The show aired live five days a week, shortly after each school day had ended. As a latchkey child, I would often spend my first hour at home from school watching Checkers and Pogo while snacking on cookies and milk. For the most part, the show was basically about silliness, a few lame vaudeville-like skits, a studio audience of kids playing games, with a few cartoons thrown into the mix. Nothing educational here, as it would be another generation before the likes of Sesame Street would come along.
To their credit, Checkers and Pogo did have some fun games. There was the blow game, where kids would kneel down around an oval table and then attempt to blow a ping-pong ball past each other. And there was the team pillow-stuff race, where teams of kids would race to stuff a pillow into a pillow case, remove it, and then stuff it back in, and then repeat the process. Exciting stuff, right?

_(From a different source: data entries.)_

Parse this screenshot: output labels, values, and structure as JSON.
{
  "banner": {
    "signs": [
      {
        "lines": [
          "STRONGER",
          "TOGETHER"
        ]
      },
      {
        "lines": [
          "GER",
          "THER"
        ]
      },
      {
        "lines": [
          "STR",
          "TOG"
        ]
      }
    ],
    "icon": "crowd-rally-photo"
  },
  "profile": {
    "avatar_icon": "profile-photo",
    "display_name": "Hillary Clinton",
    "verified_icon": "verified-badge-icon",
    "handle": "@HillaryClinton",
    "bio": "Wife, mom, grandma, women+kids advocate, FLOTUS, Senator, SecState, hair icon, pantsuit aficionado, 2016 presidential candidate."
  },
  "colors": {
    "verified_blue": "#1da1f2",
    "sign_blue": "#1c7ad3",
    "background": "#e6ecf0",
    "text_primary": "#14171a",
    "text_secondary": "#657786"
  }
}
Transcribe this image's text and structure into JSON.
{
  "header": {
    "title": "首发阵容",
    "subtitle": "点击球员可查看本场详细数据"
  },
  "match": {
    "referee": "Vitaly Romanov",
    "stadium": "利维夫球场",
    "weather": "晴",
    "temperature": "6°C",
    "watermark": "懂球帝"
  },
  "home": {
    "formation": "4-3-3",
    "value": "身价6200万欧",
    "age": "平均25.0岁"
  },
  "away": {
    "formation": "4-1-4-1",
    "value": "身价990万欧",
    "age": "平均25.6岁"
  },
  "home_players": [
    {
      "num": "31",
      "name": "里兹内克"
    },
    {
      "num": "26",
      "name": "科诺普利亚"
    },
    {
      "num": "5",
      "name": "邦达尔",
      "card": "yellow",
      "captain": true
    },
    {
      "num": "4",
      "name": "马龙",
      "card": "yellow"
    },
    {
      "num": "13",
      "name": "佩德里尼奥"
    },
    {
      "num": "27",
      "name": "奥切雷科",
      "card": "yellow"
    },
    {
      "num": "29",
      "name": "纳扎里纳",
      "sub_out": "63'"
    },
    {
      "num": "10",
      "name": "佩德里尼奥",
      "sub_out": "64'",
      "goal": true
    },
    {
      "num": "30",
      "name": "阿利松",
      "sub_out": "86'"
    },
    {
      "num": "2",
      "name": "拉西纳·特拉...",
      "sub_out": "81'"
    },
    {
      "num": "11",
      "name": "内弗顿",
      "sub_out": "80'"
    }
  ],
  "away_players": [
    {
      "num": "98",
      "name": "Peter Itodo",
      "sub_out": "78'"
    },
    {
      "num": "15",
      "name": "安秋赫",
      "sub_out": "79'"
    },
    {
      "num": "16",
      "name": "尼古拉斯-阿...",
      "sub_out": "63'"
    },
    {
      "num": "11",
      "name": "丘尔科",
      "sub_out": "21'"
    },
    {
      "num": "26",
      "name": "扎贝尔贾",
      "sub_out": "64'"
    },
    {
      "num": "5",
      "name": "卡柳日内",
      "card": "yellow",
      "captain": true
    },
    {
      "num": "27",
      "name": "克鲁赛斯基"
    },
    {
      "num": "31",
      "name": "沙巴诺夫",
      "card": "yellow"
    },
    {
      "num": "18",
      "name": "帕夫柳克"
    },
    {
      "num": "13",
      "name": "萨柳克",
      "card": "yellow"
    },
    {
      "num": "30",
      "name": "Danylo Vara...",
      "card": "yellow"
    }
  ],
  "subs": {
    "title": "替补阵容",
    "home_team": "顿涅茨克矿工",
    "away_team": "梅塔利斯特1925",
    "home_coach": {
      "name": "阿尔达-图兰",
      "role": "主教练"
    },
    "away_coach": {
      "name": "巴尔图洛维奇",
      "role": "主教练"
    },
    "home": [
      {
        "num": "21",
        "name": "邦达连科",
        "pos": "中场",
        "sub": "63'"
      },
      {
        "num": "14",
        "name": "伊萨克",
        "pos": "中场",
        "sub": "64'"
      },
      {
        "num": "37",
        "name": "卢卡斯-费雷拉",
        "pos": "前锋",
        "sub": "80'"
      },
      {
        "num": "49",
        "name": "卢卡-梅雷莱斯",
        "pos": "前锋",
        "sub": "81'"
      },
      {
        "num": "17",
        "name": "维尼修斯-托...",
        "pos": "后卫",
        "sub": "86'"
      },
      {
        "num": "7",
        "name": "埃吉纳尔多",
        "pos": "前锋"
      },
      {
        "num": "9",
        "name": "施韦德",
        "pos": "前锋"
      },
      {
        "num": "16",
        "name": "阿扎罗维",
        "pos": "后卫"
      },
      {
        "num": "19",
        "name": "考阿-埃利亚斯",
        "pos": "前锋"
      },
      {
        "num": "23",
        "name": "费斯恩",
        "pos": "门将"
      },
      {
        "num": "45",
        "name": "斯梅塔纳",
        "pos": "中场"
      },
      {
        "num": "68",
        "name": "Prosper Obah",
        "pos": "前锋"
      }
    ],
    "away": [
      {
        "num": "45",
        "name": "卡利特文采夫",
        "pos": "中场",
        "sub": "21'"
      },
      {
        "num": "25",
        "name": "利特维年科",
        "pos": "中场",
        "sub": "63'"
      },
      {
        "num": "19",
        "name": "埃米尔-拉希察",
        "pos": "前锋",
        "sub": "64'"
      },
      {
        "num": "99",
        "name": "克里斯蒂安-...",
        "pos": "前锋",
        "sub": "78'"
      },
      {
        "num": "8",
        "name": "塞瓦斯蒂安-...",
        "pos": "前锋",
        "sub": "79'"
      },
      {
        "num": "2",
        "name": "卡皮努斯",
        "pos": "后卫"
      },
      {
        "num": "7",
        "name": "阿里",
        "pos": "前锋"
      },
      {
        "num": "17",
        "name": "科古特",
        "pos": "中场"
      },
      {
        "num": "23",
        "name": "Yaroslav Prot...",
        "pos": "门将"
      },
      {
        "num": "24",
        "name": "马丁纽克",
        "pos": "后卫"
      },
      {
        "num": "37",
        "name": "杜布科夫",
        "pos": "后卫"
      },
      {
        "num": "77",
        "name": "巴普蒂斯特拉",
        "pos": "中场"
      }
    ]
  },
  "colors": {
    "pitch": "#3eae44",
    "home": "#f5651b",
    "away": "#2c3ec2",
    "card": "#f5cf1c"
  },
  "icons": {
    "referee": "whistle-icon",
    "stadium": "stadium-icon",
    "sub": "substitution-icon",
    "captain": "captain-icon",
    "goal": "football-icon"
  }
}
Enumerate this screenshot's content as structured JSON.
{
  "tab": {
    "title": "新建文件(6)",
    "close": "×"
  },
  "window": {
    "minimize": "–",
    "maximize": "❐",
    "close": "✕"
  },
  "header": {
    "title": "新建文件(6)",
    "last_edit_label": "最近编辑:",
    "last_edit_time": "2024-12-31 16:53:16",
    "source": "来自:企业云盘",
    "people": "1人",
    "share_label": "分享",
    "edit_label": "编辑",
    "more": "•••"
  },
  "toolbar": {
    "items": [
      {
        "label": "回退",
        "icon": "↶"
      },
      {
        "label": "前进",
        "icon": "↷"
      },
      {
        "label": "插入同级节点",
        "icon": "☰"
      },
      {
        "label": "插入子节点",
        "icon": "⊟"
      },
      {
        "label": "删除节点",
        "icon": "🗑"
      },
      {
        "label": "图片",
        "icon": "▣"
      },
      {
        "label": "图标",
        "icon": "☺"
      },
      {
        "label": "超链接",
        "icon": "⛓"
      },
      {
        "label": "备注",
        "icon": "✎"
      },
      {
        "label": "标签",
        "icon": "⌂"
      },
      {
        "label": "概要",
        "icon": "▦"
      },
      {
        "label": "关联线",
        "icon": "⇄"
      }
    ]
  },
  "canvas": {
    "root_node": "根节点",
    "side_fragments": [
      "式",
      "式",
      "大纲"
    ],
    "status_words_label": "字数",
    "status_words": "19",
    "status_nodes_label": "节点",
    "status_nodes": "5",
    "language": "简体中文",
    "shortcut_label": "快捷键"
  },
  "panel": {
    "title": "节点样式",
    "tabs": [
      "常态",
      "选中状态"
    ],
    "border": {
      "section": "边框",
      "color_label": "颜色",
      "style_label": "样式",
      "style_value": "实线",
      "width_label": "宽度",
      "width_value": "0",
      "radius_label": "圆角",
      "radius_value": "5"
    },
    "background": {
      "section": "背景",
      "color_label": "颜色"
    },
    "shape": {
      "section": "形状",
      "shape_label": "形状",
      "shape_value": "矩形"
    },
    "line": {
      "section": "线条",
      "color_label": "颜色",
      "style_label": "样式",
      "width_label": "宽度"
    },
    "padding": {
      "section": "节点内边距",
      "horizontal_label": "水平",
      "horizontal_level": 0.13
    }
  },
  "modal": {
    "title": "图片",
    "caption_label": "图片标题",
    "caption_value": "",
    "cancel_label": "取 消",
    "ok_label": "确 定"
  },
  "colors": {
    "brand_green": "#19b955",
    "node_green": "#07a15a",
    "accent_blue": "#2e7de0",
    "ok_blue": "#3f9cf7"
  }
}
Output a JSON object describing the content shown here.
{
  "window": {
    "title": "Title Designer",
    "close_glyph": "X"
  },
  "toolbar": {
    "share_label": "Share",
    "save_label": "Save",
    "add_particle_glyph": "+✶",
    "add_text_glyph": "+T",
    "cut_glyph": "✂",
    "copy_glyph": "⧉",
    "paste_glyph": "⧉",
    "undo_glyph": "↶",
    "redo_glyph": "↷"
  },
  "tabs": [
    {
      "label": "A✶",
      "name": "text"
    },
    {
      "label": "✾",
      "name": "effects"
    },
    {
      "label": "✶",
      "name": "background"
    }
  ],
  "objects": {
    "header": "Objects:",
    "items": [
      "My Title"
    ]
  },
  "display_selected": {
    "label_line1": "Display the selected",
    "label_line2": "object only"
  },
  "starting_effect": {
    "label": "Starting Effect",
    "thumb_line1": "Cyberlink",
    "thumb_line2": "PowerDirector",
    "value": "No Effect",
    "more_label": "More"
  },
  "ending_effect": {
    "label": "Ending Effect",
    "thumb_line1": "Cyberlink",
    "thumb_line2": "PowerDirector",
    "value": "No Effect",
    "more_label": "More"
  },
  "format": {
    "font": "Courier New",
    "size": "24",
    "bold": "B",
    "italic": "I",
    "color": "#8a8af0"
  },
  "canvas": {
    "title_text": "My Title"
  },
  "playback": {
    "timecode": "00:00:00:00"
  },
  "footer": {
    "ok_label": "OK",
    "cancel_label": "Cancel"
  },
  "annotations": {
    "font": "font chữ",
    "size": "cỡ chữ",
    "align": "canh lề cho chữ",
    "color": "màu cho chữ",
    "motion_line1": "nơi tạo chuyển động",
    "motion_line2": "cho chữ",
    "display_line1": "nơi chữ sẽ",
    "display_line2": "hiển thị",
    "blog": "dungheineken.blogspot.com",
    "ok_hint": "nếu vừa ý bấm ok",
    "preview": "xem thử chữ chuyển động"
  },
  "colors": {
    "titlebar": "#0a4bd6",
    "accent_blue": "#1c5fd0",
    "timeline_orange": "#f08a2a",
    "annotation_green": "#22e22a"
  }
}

My favorite feature of the show was Merry Un-Birthday. Once a week, they would take one lucky child from the audience and celebrate their non-birthday. The child would be given an un-birthday hat, a pie, and the song for Merry Un-Birthday would be sung in their honor. As if all of that were not enough, the child would then be given the opportunity to put their hand into the big jar of pennies and grab as many pennies as one hand could grab. And they got to keep all of that money! In my spare time, I used to practice that penny grab, just in case I was ever so fortunate to be selected to have a Merry Un-Birthday.